Conversation entre Annie Ernaux et Danielle Arbid

Annie Ernaux : Je viens de découvrir Peur De Rien en projection et j’ai été très touchée. Je suis en train d’écrire un nouveau roman sur une période de vie similaire, les 17 ans d’une jeune femme. En ce qui me concerne c’est purement autobiographique et j’imagine qu’il y a beaucoup de vous dans Lina, le personnage principal…

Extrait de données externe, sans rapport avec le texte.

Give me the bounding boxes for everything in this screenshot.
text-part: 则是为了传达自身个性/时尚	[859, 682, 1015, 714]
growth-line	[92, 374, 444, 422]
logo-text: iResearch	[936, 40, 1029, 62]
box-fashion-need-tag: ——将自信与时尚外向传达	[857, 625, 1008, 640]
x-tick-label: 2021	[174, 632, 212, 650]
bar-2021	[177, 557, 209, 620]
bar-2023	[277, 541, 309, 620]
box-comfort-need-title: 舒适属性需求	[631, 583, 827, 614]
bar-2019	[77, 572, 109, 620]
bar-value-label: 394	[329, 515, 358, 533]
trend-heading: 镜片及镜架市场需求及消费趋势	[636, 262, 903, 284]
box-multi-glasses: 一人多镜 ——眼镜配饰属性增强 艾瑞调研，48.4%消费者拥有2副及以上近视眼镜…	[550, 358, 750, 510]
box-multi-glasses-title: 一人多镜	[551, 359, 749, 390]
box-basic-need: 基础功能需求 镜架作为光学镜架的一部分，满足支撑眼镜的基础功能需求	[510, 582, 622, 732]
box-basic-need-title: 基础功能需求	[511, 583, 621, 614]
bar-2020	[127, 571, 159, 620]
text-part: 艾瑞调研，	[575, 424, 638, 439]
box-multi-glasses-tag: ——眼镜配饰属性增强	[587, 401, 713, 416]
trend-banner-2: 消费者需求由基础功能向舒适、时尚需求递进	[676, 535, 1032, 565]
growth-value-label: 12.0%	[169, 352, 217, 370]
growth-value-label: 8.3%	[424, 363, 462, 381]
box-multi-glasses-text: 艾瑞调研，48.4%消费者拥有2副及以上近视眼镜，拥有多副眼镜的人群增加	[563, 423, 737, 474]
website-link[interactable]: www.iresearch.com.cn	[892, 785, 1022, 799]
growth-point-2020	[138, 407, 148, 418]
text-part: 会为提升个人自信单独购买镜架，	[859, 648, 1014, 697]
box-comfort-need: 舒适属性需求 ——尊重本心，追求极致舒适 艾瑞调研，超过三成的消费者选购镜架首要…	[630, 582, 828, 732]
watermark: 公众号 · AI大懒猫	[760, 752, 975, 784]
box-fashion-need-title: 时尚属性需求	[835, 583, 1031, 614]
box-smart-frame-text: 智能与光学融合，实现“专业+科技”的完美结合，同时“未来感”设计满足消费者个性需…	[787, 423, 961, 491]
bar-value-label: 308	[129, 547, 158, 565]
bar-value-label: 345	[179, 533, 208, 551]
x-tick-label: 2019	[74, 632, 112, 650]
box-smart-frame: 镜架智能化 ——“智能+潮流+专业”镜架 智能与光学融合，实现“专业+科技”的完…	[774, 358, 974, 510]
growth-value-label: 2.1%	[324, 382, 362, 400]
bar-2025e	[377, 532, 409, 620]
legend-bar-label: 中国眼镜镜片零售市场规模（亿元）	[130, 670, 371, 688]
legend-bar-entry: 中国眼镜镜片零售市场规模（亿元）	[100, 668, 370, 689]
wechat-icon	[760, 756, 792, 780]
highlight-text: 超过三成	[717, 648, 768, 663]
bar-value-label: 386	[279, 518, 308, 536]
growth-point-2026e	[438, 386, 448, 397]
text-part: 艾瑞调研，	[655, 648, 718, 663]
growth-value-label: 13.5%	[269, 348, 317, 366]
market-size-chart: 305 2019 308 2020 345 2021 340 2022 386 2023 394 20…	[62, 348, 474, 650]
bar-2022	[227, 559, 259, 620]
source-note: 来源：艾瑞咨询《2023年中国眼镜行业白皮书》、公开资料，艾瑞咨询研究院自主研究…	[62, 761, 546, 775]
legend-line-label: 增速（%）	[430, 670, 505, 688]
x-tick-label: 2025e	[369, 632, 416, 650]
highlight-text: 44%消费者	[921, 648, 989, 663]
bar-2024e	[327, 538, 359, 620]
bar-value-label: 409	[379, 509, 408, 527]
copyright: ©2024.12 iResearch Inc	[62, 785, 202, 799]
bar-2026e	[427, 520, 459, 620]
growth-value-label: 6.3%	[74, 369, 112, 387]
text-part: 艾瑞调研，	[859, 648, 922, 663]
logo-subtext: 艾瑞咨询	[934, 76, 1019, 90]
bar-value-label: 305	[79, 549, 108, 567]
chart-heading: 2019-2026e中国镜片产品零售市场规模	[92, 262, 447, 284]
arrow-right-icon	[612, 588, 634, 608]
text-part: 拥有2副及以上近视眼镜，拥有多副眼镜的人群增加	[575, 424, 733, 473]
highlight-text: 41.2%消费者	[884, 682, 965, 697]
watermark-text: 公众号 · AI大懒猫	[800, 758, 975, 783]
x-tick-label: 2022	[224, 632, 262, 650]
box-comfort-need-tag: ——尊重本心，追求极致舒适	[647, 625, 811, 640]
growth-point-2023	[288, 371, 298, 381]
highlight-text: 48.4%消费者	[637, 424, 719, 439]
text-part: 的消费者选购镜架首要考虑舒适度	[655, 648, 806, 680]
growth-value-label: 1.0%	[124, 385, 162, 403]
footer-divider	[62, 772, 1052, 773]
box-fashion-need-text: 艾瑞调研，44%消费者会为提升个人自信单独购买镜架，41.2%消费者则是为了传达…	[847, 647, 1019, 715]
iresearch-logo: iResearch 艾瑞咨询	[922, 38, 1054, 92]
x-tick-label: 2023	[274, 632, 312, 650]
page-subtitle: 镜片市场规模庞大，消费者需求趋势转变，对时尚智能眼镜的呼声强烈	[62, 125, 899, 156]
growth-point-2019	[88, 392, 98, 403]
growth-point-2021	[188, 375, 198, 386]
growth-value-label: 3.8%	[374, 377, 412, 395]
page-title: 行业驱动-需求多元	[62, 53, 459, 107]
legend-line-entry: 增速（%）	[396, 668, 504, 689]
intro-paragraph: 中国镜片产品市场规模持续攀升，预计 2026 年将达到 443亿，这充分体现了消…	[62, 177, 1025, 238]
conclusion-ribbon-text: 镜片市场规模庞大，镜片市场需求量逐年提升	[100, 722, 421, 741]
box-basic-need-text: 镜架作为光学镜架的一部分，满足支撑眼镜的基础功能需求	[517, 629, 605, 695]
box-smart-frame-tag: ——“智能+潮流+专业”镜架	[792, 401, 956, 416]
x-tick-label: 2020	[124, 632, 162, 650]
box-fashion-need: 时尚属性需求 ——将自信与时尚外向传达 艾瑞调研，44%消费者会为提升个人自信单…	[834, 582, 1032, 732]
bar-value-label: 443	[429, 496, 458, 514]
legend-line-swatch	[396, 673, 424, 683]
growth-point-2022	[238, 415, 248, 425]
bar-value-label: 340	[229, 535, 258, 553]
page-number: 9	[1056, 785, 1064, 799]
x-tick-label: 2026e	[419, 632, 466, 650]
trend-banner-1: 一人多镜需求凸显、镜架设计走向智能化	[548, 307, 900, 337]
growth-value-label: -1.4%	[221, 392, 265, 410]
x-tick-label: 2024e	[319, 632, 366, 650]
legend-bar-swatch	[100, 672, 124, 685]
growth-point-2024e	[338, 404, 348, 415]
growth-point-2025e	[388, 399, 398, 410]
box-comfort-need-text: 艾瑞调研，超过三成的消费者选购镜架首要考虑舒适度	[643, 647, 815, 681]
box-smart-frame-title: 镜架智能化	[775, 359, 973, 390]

Danielle Arbid : Merci. Peur De Rien est un titre qui résume parfaitement le portrait que je voulais faire de Lina. Mais pour la part d’intime dans ce film, c’est plutôt le fantasme du souvenir qui m’inspire. Peut-être que la réalité de ce que j’ai vécu était plus dure ou plus douce, peu importe. Je préfère laisser œuvrer le temps. L’écriture est un moyen de composer avec le vécu et le cinéma parachève doublement ce processus : avec le scénario, le choix des comédiens puis à travers le regard que vous portez sur eux, le montage… Donc, non, ce n’est pas autobiographique. Ce que je voulais dire à travers ce film c’est « la somme de ce qu’on devient » grâce aux gens rencontrés.

Annie Ernaux : C’est en cela que l’écriture autobiographique est très différente de la vôtre… (suite…)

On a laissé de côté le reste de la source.